Satranç tarzı aktiviteler, çocukların dikkatlerini toplamalarındaki en güzel yollardan biri, bir diğeri de sportif faaliyetlerdir şüphesiz. Çocukları çocuklardan, doğadan, spordan mahrum bırakmamak ümidiyle konuma girişi yapıyorum; gerçekten kazanmaktır bazen kaybetmek.
Orwell’ın 1984’ündeki gibi savaş barıştır, özgürlük köleliktir demeyeceğim merak etmeyin haddime değil, tüpsüz olarak o kadar derinlere dalıp vurgun yeme niyetim de yok gece gece.
Ama kızım ile satranç oynarken şunu fark ettim ki hemen yazıya dökeyim arada kaynamasın istedim bu düşüncelerim. Kızımın ara sıra beni yeniyor olması, onda muhteşem bir öz güven patlamasına sebebiyet veriyor, hem oyuna daha çok odaklanıyor, hem oyundan daha çok keyif alıyor, hem de daha çok mutlu oluyor. Ben de arada bir bilerek ona yeniliyorum. Yakında istesem de yenemeyeceğim seviyeye geleceğinden şüphem yok umarım bu yazıyı okuduğunda bana gülüyor durumda olur.
Benim kızımda uyguladığım bu taktiği acaba hayatımın her alanında uyguluyor muyum diye sorguluyorum ? Yoksa her zaman haklı çıkmak, her zaman kazanmak uğruna, aslında kazanırken de kaybettiğim durumlar oluyor mu ?

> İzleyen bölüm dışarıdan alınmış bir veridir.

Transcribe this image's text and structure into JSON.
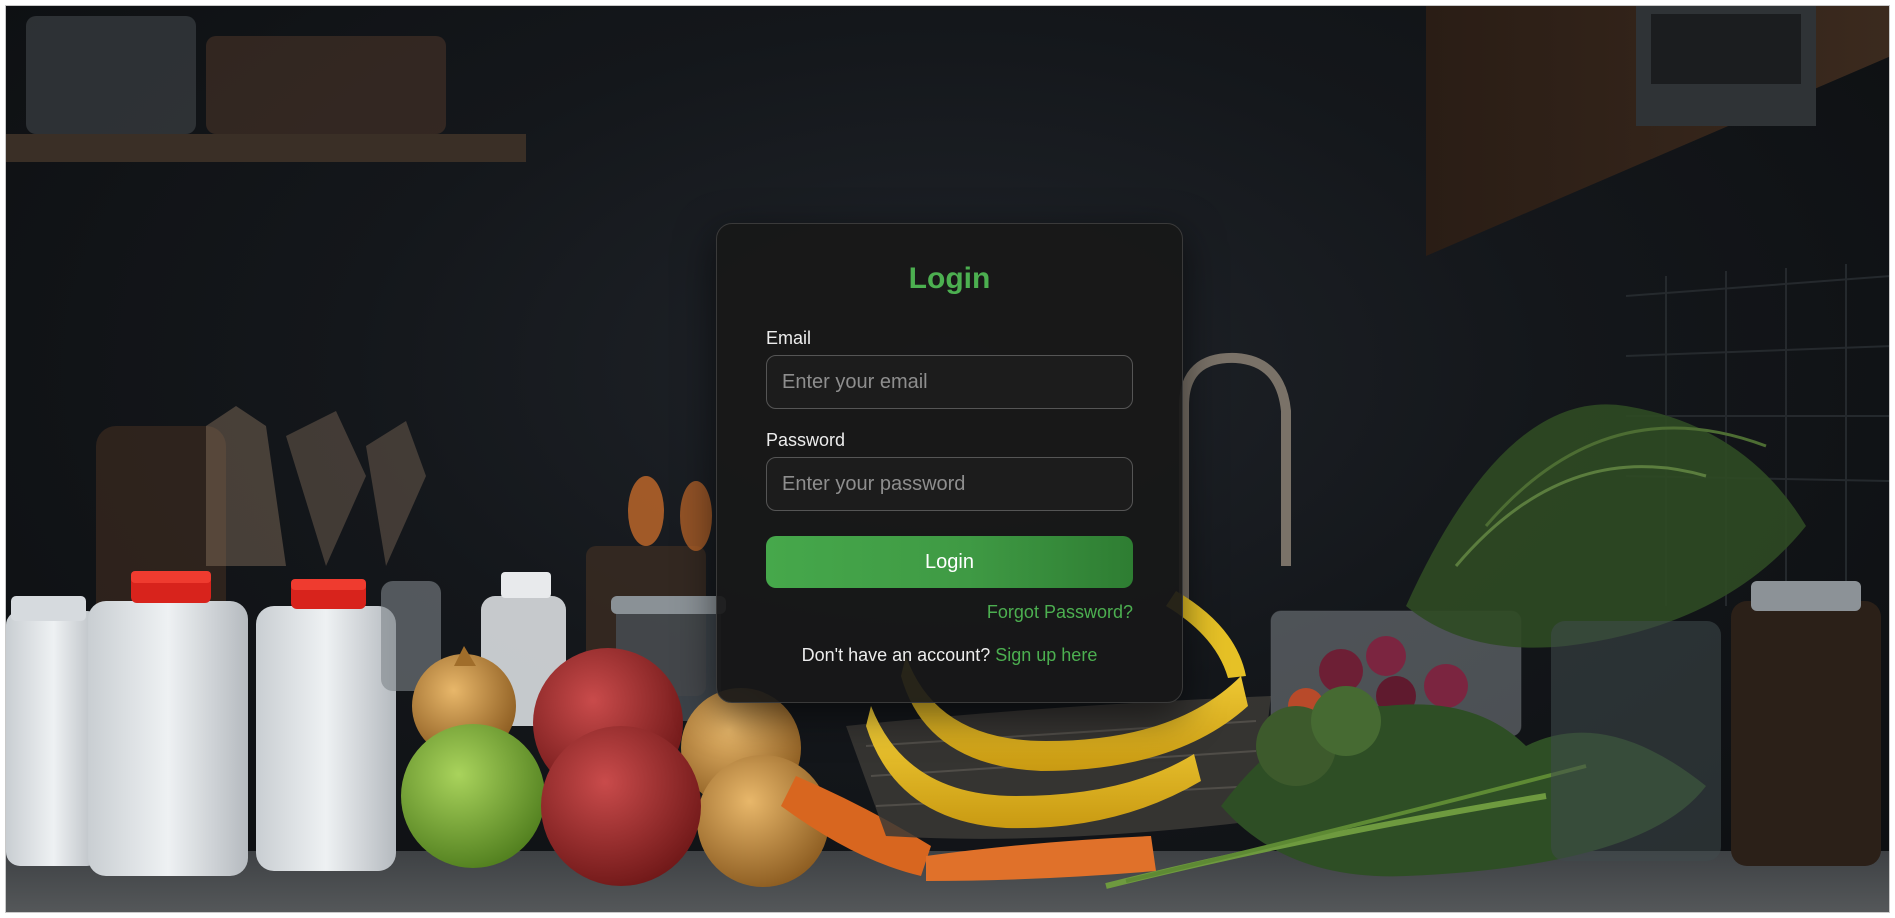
{
  "login": {
    "title": "Login",
    "email_label": "Email",
    "email_placeholder": "Enter your email",
    "email_value": "",
    "password_label": "Password",
    "password_placeholder": "Enter your password",
    "password_value": "",
    "submit_label": "Login",
    "forgot_password": "Forgot Password?",
    "signup_prompt": "Don't have an account?",
    "signup_link": "Sign up here"
  },
  "theme": {
    "accent": "#4caf50",
    "card_background": "#181818",
    "button_gradient_end": "#2e7d32"
  },
  "background": {
    "subject": "kitchen-counter-groceries"
  }
}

Aslında hayat bir çok yönden satranç oyununa benziyor, oradaki amaçlar öncelikler belli, bizim de hamlelerimizi yapmadan önce önceliklerimizi belirlememiz gerekiyor belki de, tamam oyunun sonunda şah da piyon da aynı mezarda yatıyor ona bi lafım yok, bu bilgi pusulamız olsun hayatta ara sıra hatırlayalım ama oyunu oynarken daha bi derin, daha bi içten, daha bi hissederek, daha bi mutlu olmak da elimizde sanki.
Benim önceliğim 7 yaşında satrancı yeni öğrenen küçük bir kızı yenerek egomu tatmin etmek mi ? Yoksa küçük bir kız çocuğunun öz güvenini yükseltip, satranç gibi bir oyunu severek, hayattan keyif alıp mutlu olmasını sağlamak mı ? Bu örnekte eminim hepimiz çok rahat doğru cevabı verip, yapılması gereken hareketi yapıyoruzdur.

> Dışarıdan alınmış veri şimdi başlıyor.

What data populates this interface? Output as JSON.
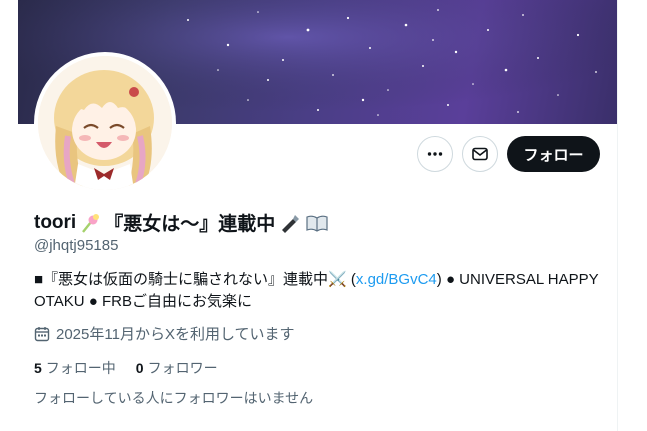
{
  "profile": {
    "display_name": "toori",
    "name_suffix": "『悪女は〜』連載中",
    "handle": "@jhqtj95185",
    "bio_prefix": "■『悪女は仮面の騎士に騙されない』連載中⚔️ (",
    "bio_link": "x.gd/BGvC4",
    "bio_suffix": ") ● UNIVERSAL HAPPY OTAKU ● FRBご自由にお気楽に",
    "joined": "2025年11月からXを利用しています",
    "following_count": "5",
    "following_label": "フォロー中",
    "followers_count": "0",
    "followers_label": "フォロワー",
    "followers_note": "フォローしている人にフォロワーはいません"
  },
  "actions": {
    "follow_label": "フォロー"
  },
  "icons": {
    "more": "more-icon",
    "mail": "mail-icon",
    "calendar": "calendar-icon",
    "candy": "candy-emoji",
    "pen": "pen-emoji",
    "book": "book-emoji"
  }
}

Ama hayatın bize sunduğu örnekler her zaman bu kadar net olmuyor maalesef, iş yerinde çalışırken üstleriniz size bu şekilde davranıyor mu ? Ya siz astlarınıza bu şekilde davranıyor musunuz ? Ya da en zoru belki de sizinle eş olanlar, eşiniz, arkadaşınız, dostlarınıza bu şekilde davranıyor musunuz ? Ya da annenize, babanıza bu şekilde davranıyor musunuz ? Acaba kazandığınızı sandığınız kaç tane oyunu gerçekte kaybettiniz.
Kendi özel hayatımda bu konuyla alakalı yakalayabildiğim çok saptamam var ancak burada biraz daha yüzeysel örneklerle beyinlerde yeni sorular sormaya, sorgulatmaya bi farkındalık oluşturmaya amaçlıyorum, tüm yazılarımdaki çizgimi koruyarak.
Bazı dostlarım üzerine alınmasın onlarla olan rekabetimiz gerçekten dişe diş, kana kandır. Bazı spor branşlarında son ana kadar kazanmak için oynarız basketbolu, masa tenisini onun da hazzı bambaşkadır. Ama ben hem basketbolda hem de masa tenisinde onlarca kez deneyimledim bilerek kaybetmeyi ve inanın hepsinde de dostluklarım perçinlendi bi sır olarak burada kalsın.
Bazen körü körüne kazanmak için en yakınlarımızı üzmekten, yenmekten kendimizi alıkoyamıyoruz, bazen bu duygular öyle seviyelere yükseliyor ki büyümek için sabırsızlanan fidanların güneşlerine engel oluyoruz. Özellikle iş dünyasında bilgiyi paylaşmaktan korkuyoruz, arkadaşlarımızı yüceltmekten çekiniyoruz, bir adım geride kalmak zorumuza gidiyor. Oysaki kaybetmek gerçekten kazanmaktır belki. Beki bazen bir iki adım geride durmak çok daha ilerilere gidebilmektir.
O kadar şanslıyım ki bugün kızıma satrançta kaybettim mutlu ve huzurlu bir şekilde uykuya dalabilirim.